Auteur(s) : David Stamp, Silvana Conte, Gerard Kennedy, Jean-François Forget

17 septembre 2013

Dans Payette c. Guay inc., la Cour suprême du Canada a confirmé à l'unanimité la validité des clauses de non-concurrence et de non-sollicitation figurant dans un contrat établi dans la foulée de la vente d'une entreprise. Dans cette décision, on établit une distinction entre une clause restrictive négociée dans un contexte commercial et une clause adoptée dans le contexte d'un emploi, ce dernier contexte se caractérisant souvent par un pouvoir de négociation inégal.

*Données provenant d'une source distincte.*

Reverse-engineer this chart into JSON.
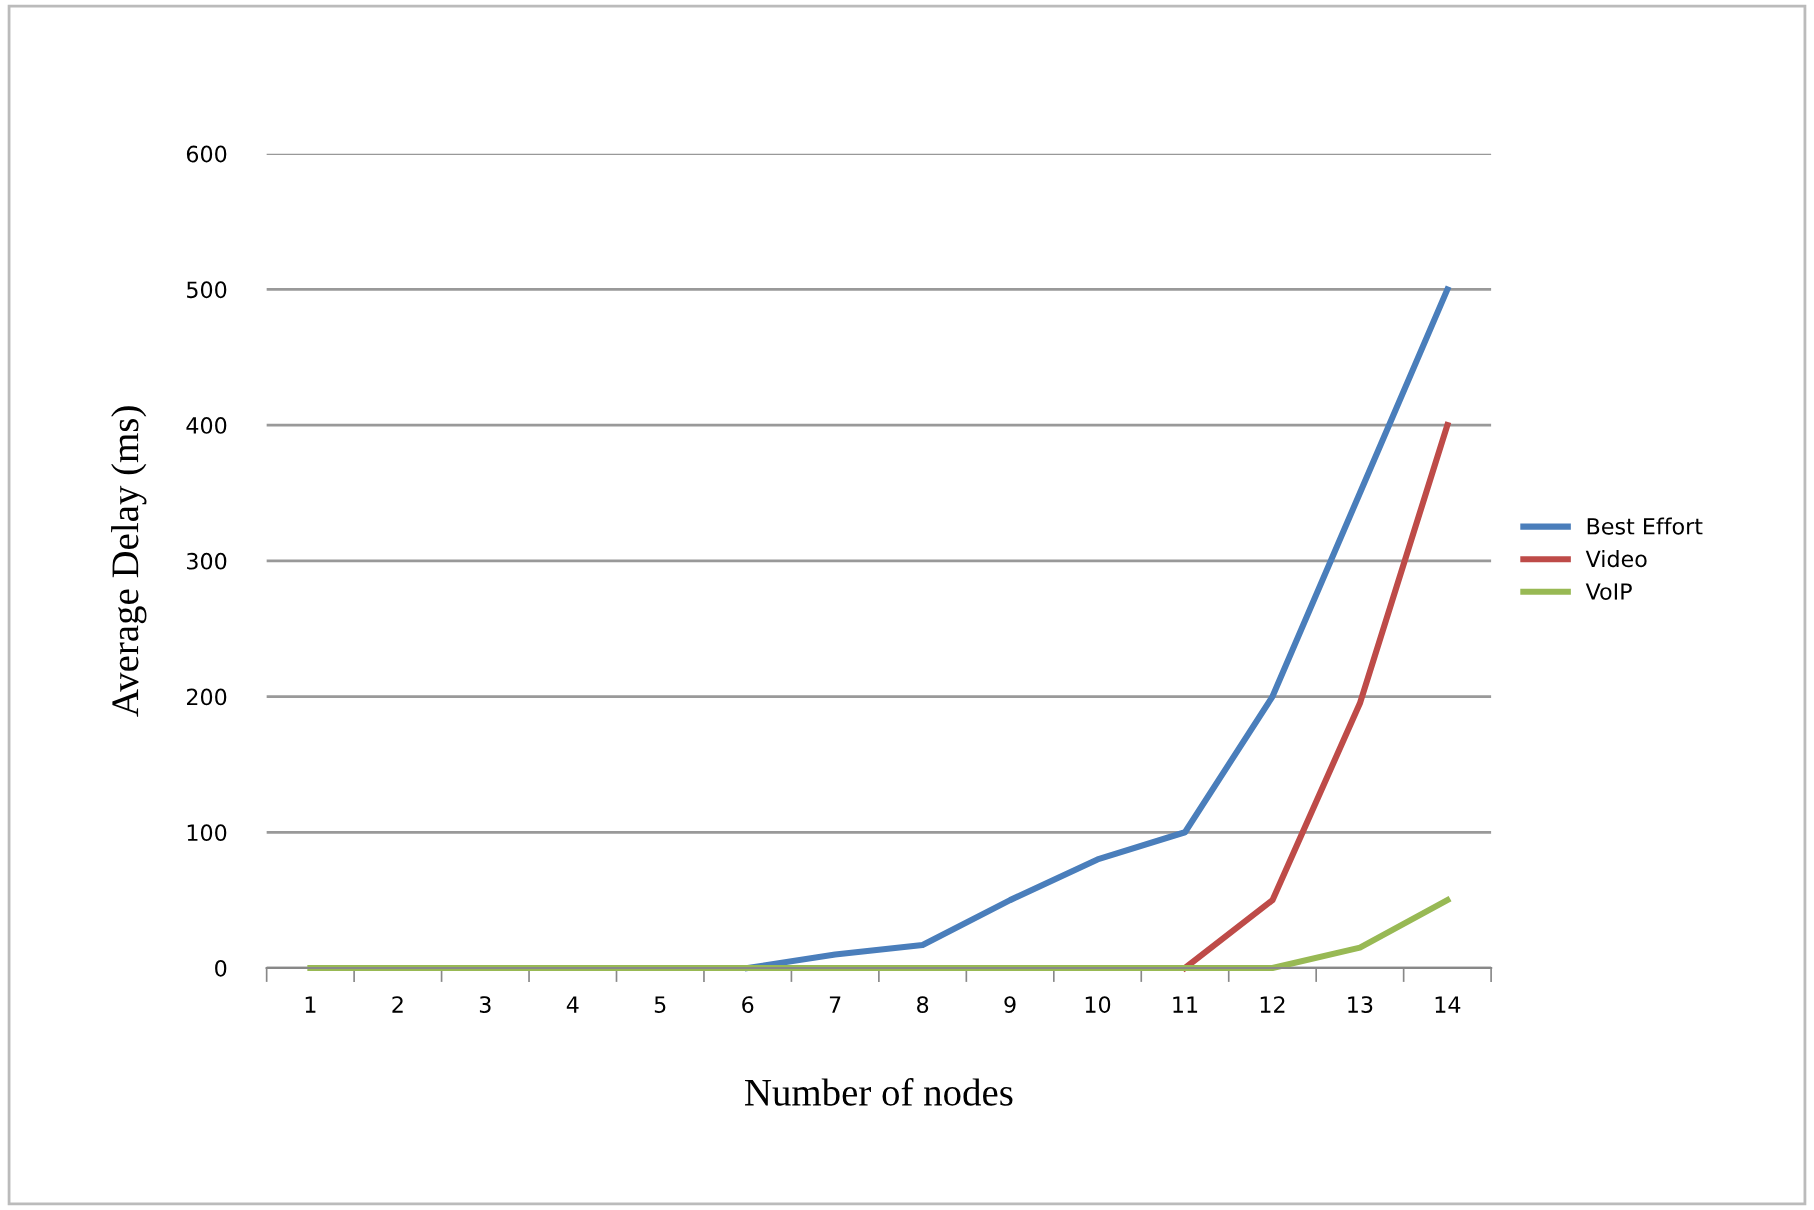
{
  "chart_data": {
    "type": "line",
    "xlabel": "Number of nodes",
    "ylabel": "Average Delay (ms)",
    "categories": [
      "1",
      "2",
      "3",
      "4",
      "5",
      "6",
      "7",
      "8",
      "9",
      "10",
      "11",
      "12",
      "13",
      "14"
    ],
    "series": [
      {
        "name": "Best Effort",
        "color": "#4a7ebb",
        "values": [
          null,
          null,
          null,
          null,
          null,
          0,
          10,
          17,
          50,
          80,
          100,
          200,
          350,
          500
        ]
      },
      {
        "name": "Video",
        "color": "#be4b48",
        "values": [
          null,
          null,
          null,
          null,
          null,
          null,
          null,
          null,
          null,
          null,
          0,
          50,
          195,
          400
        ]
      },
      {
        "name": "VoIP",
        "color": "#98b954",
        "values": [
          0,
          0,
          0,
          0,
          0,
          0,
          0,
          0,
          0,
          0,
          0,
          0,
          15,
          50
        ]
      }
    ],
    "ylim": [
      0,
      600
    ],
    "yticks": [
      0,
      100,
      200,
      300,
      400,
      500,
      600
    ],
    "grid": "y",
    "legend": "right",
    "marker": "none",
    "line_style": "solid"
  }
}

Cette décision constitue une bonne nouvelle pour les entreprises de partout au pays qui tentent de faire appliquer de telles clauses pour protéger leurs intérêts.

Parmi les principaux points découlant de cette cause, citons les suivants :

  • Les tribunaux sont conscients de la nécessité de protéger la survaleur et la loyauté rattachées à la vente d'une entreprise;
  • la durée appropriée des clauses restrictives, la nature des activités et le territoire visé par celles-ci peuvent varier considérablement en fonction de la nature d'une entreprise;
  • au Québec, le vendeur qui chercher à se soustraire à l'application d'une clause restrictive dans un contexte commercial a le fardeau de démontrer que cette clause est inapplicable.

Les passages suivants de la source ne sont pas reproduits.